Tierschutz im Alltag – ohne Probleme

Tierschutz ist einfach, und er fängt im Alltag an. Auch, wenn Sie selber keine Tiere haben, können Sie durch Ihr Verhalten dafür sorgen, dass weniger Tierleid in der Welt vorkommt.

Ein paar Tipps – sie mögen alle wie Binsenweisheiten klingen – möchten wir Ihnen hier geben.

 

Die wenigsten Hühner leben so, wie es im Bild zu sehen ist. Die meisten leben in industrieller Tierhaltung als Eierproduzent. Grundbedürfnisse wie Tageslicht, Scharren, Frischluft und Auslauf werden nur in minimalem Ausmaß erfüllt.

Daher reduzieren Sie Tierleid, wenn sie weniger Eier konsumieren, und beim Konsum auf die Haltungsform achten. Freilandhaltung ist tiergerechter als Bodenhaltung (die ist meist in einer Halle), ökologische Haltung ist besser als konventionelle Freilandhaltung. 

Die Eier werden zwar teurer, aber Sie reduzieren ja auch den Konsum an Eiern, das gleicht sich also aus.

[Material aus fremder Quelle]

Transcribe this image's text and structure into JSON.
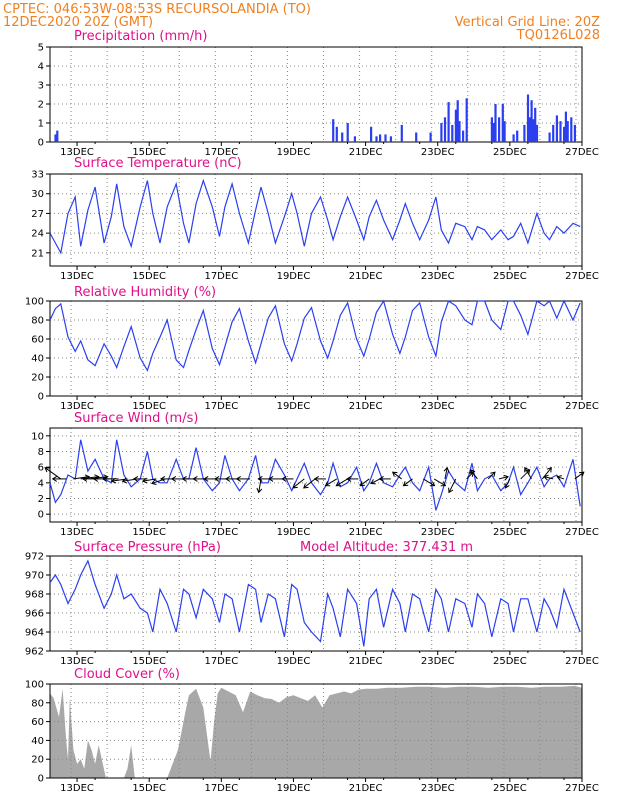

Drei Schnitzel für zwei Euro oder ein tiefgekühltes Huhn für drei Euro sind heute übliche Marktpreise.

Angesichts der mit der Verarbeitung verbundenen Personalkosten liegt auf der Hand, dass der billigste „Produktionsfaktor“ das Tier ist. Billig produziertes Fleisch führt aber trotz aller Siegel, die die Industrie sich ausdenkt, zwangsläufig zu Haltungsbedingungen, die für Menschen mit Mitgefühl unerträglich sind.

Auch hier können Sie ihren Fleischkonsum redzieren und statt günstigen Produkten solche von Bioanbietern wählen. 

Sie tun so nicht nur etwas für die Tiere, sondern auch für die Umwelt und ihre Gesundheit.

Heutige Milchkühe sind hochgezüchtete Chemielabore, in denen Milch produziert wird. Und das in einem Ausmaß, dass den Tieren wenn sie nicht  täglich gemolken werden, die Euter platzen. Und nach wenigen Jahren, wenn die Erträge sinken, werden sie geschlachtet.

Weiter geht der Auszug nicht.